Are you ready to go shopping for new window blinds? I know, I know, that isn't generally the most exciting thing in the world. It typically ranks somewhere between picking up new doilies and trying out a new floor mat to keep beside the bathtub. But here's the deal. SONTE has pitched an innovative approach to keeping the sun out that has raised enough eyebrows to reach its funding goal of $200,000 on Kickstarter. Even better - these adhesive shades can be controlled via our smartphones. So I ask again: Are you ready to go blinds shopping?


SONTE's shades adhere to windows, much like smartphone screen protectors. They are designed to go from transparent to solid when an electrical current passes through them. This current can be controlled by either Android or iOS devices, and the shades can transition entirely in under a second. Multiple shades can be daisy-chained together and powered from a single outlet.

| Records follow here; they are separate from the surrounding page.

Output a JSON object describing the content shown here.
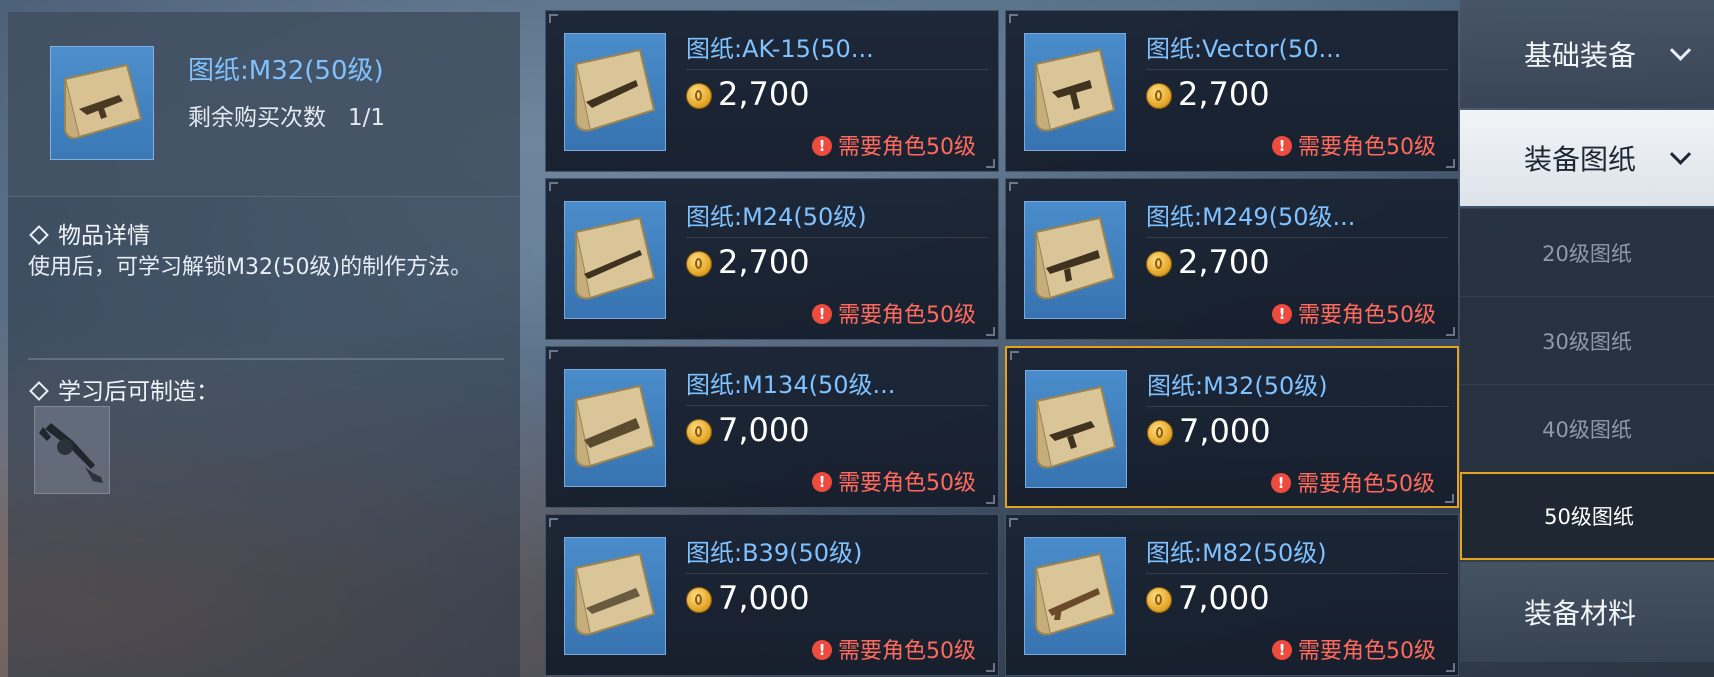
{
  "detail": {
    "title": "图纸:M32(50级)",
    "remaining_label": "剩余购买次数",
    "remaining_value": "1/1",
    "section_detail": "物品详情",
    "description": "使用后，可学习解锁M32(50级)的制作方法。",
    "section_craft": "学习后可制造："
  },
  "items": [
    {
      "name": "图纸:AK-15(50...",
      "price": "2,700",
      "requirement": "需要角色50级"
    },
    {
      "name": "图纸:Vector(50...",
      "price": "2,700",
      "requirement": "需要角色50级"
    },
    {
      "name": "图纸:M24(50级)",
      "price": "2,700",
      "requirement": "需要角色50级"
    },
    {
      "name": "图纸:M249(50级...",
      "price": "2,700",
      "requirement": "需要角色50级"
    },
    {
      "name": "图纸:M134(50级...",
      "price": "7,000",
      "requirement": "需要角色50级"
    },
    {
      "name": "图纸:M32(50级)",
      "price": "7,000",
      "requirement": "需要角色50级"
    },
    {
      "name": "图纸:B39(50级)",
      "price": "7,000",
      "requirement": "需要角色50级"
    },
    {
      "name": "图纸:M82(50级)",
      "price": "7,000",
      "requirement": "需要角色50级"
    }
  ],
  "nav": {
    "basic_equipment": "基础装备",
    "equipment_blueprints": "装备图纸",
    "sub": [
      "20级图纸",
      "30级图纸",
      "40级图纸",
      "50级图纸"
    ],
    "equipment_materials": "装备材料"
  },
  "warn_glyph": "!",
  "colors": {
    "accent": "#e6a21a",
    "title_blue": "#7fc2ff",
    "warning_red": "#ff6a5c"
  }
}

We've been trying to manage how much sunlight enters our homes for thousands of years now, and many solutions have popped up ranging from simple (curtains) to the complex (motorized shades). Options are typically inconvenient or costly to install. SONTE hopes to bring an automated solution that is completely affordable.

Tired of getting up to close the curtains? Hate having to move during an engaging movie because the midday sun is now washing out the colors? SONTE plans to distribute their digital shades this fall. There are still under two days remaining for anyone who still wants to jump in. It costs just $65 to give one of these a try, and the first round will ship in both red and black.

SONTE: iPhone/iPad Android DIY WiFi Digital Shades - Kickstarter

Bertel King, Jr.
Born and raised in the rural South, Bertel knows what it's like to live without 4G LTE - or 3G, for that matter. The only things he likes sweeter than his tea are his gadgets, and while few objects burn more than a metal phone on a summer day, he prefers them that way anyway.

  • Martijn van Eijndhoven

    If you read the fine print on the kickstarter page you wil learn that this thing only lets through 70% of the light when turned "on" (eg transparent), and consumes 5 watts / m^2. If you apply this in your living room you are going to lose a lot of light and waste hundreds of euros on electricity per year.

    • Matthew Fry

      I need to be the voice of reason here:

      If you are buying these, you are buying them because you want light filtering/UV filtering so it is likely you either already have a light filtering shade or you want one. Therefore, it is either neutral or beneficial to you to apply the film with regards to the light filtering aspect.

      Now assuming you used all meter squared of the material and kept them on all the time, that would be 5W * 24h = 120Wh/day and 43200Wh/year or 43.2kWh/year. Power costs an average of ~.1408 euro/kWh. So that would be 6.08 euros / year if you never turned them off.

      • Royal2000H

        You're talking about 6.08 euros / m^2 ... that adds up

        • Asphyx

          Considering people spend $70 (US) a month for data plans on their phone to do nothing more than update their damn Facebook page it really isn't what you call OUTRAGEOUS usage of Electricity!

          Really all they need to do is find a way to only use electricity to make the switch with no power consumption once in one state or the other. And that isn't too hard for them to do.

          • Royal2000H

            The fundamental concept of this film is that while current runs through it, it is transparent. They can't fix it to only take up power when switching states, they'll need to scrap this one and come up with a new technology altogether. And it's more likely someone not invested in this one (not them) would come up with that first.

  • Anon

    Also this technology is old as hell. People use this for bathrooms and closets. Turn to any of the 1 million design shows and tv and you'll someone installing this. I have something similar on my skylights because they're too high to reach daily. I can also control it from my phone.

  • abavetta

    When the ectricity goes off the lights go out and the windows change state shutting out any external light thus maximizing the ensuing darkness.

    • Matthew Fry

      LOL. Didn't think of that. That could be really frightening!